Galaxies can have as few as a couple of millions stars or as many as a trillion. They come in three basic shapes, now called the ‘Hubble sequence’ after the American astronomer Edwin Hubble: spiral with a round center, barred spiral (with an elongated center), and elliptical with a more or less uniform distribution of stars and no visible arms. By this definition, our own Milky Way is a barred spiral.

Hubble sequence by Ville Koisinen: elliptical galaxies on the left, spirals top right, barred spirals bottom right.

There are two interesting puzzles regarding galaxy formation. One is why there are so many ‘dwarf’ galaxies containing far fewer stars than would be expected. The other is why galaxies come in these distinct shapes.

To answer the first question, Fabio Governato from the University of Washington and his international team ran simulations of galaxy formation on supercomputers. After millions of hours of computing time (the equivalent of several centuries), they uncovered evidence that it was the explosion of massive new stars into supernovas that was limiting the number of stars in those galaxies.
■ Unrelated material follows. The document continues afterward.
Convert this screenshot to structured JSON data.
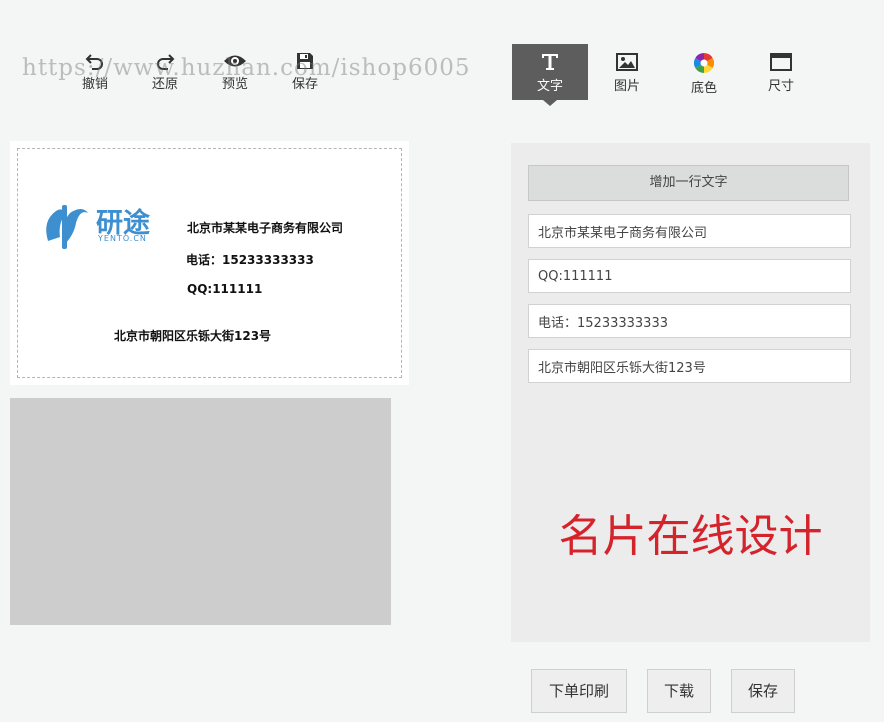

As the stars exploded, the blast waves swept away huge amounts of gas that could have been made into other stars.

Governato’s results are also consistent with the cold dark matter theory, which, among other things, states that galaxies form within haloes of dark matter.

This brings us to the second question of why galaxies have the particular shapes they have.

Andrew Benson of the California Institute of Technology (Caltech) and Nick Devereux of Embry-Riddle University in Arizona postulated that the nascent galaxies merged in different ways with their surrounding haloes of dark matter. The final galactic shape depended on the number and type of these mergers. For example, the barred spiral of our own Milky Way would have resulted from some minor collisions with its halo, followed by the collapsing of the inner disk into a bar.

To test their hypothesis, Benson and Devereux used the infrared Two Micron All Sky Survey (2MASS) to track the formation of galaxies since the Big Bang. After crunching the numbers, they found that their computations could account for both the shape and relative numbers of galaxies.